Chi-Tai, Research, Software and Music

Computer Science, Software and Afro Cosmic Music

OpenCL: kernel optimization of ARGB to YUV

As a sidenote to the recent post, the therein presented kernel is already superfast, but guess what :-)

There are ways to make it even faster by virtue of memory access optimizations. Let’s consider the memory access of U and V plane. They both access the same bits within the same dimension, thus can be consolidated into the same work item to access the memory only once (global memory access is the slowest memory access type).

Futhermore, “flattening” the work-group from 2D to 1D enables faster sequential memory access instead of the presented 2D access, hence benefit much better from prefetching and probably help avoiding bank conflicts…

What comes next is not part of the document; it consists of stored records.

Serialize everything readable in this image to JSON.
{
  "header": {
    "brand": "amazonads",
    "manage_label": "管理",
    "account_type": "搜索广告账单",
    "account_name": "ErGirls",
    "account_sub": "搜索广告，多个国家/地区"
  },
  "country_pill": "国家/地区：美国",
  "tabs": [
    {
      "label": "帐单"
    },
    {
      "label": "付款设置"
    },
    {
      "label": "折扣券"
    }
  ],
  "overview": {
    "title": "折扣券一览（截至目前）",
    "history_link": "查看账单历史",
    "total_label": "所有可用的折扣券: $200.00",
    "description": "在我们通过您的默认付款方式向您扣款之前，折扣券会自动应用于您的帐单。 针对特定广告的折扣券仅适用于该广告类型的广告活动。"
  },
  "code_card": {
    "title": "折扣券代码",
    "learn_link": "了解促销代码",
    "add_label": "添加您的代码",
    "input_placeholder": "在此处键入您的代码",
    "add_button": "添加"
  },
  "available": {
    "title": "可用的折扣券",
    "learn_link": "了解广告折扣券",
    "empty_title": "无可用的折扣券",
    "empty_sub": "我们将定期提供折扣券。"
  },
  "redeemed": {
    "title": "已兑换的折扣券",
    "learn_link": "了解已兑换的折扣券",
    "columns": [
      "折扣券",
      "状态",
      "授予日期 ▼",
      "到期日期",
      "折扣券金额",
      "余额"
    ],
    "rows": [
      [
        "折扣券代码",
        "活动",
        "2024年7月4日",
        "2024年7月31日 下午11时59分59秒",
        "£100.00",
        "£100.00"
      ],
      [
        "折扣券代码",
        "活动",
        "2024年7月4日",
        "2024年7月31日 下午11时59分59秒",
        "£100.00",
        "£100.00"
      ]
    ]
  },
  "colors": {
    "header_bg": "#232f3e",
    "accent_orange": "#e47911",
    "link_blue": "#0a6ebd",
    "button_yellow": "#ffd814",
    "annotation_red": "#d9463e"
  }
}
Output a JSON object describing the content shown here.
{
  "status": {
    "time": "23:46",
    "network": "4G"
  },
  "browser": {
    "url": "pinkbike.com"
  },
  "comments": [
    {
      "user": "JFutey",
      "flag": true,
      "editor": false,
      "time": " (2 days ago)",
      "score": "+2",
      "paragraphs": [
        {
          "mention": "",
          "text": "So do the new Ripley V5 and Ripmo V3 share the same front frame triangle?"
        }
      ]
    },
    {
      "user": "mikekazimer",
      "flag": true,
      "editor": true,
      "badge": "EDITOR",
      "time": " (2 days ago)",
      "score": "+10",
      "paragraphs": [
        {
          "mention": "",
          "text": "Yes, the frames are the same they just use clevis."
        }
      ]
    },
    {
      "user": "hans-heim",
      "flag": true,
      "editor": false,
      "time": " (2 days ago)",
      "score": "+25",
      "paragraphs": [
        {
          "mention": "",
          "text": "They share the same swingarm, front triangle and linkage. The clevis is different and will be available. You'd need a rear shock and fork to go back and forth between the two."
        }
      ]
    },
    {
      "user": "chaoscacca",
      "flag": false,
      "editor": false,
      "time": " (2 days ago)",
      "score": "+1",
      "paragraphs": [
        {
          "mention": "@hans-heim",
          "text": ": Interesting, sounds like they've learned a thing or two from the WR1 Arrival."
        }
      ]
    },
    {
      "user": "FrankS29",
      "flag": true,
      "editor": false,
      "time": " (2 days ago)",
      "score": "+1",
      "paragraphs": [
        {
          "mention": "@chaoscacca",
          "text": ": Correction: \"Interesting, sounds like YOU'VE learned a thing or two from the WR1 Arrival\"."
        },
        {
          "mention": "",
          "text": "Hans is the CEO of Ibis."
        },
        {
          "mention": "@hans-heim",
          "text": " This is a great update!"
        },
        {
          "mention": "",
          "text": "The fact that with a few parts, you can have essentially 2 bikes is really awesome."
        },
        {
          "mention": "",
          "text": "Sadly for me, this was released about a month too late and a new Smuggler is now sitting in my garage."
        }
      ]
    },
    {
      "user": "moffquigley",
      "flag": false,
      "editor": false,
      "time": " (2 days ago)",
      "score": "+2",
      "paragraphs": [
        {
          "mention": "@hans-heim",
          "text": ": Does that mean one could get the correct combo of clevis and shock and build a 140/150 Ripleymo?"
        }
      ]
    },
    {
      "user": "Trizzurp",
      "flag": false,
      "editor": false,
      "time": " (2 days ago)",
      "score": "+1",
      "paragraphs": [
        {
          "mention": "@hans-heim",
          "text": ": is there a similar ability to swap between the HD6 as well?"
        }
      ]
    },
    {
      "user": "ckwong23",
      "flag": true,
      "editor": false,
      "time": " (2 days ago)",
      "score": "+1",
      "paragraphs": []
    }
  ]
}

So far for optimizations.. If there is demand on an appropriate kernel, then drop me an email..

2 comments

2 Comments so far

  1. Antoine Martin August 26th, 2013 3:34 pm

    Hi,

    We may need OpenCL code to do exactly what you did: ARGB to YUV – can you specify the license for the code you published? (It would need to be GPLv2+ compatible for us to be able to use it..)
    FYI: newer versions of x264 can encode ARGB directly, but we have other plans ;)

    Thanks
    Antoine
    xpra.org

  2. Chi-Tai August 24th, 2014 5:26 am

    Hi Antoine,

    i’m sorry for the really late response. Of course, you can use it under the GPL. It’s published under the GPL as part of the Environs-framework http://hcm-lab.de/environs

    Chi-Tai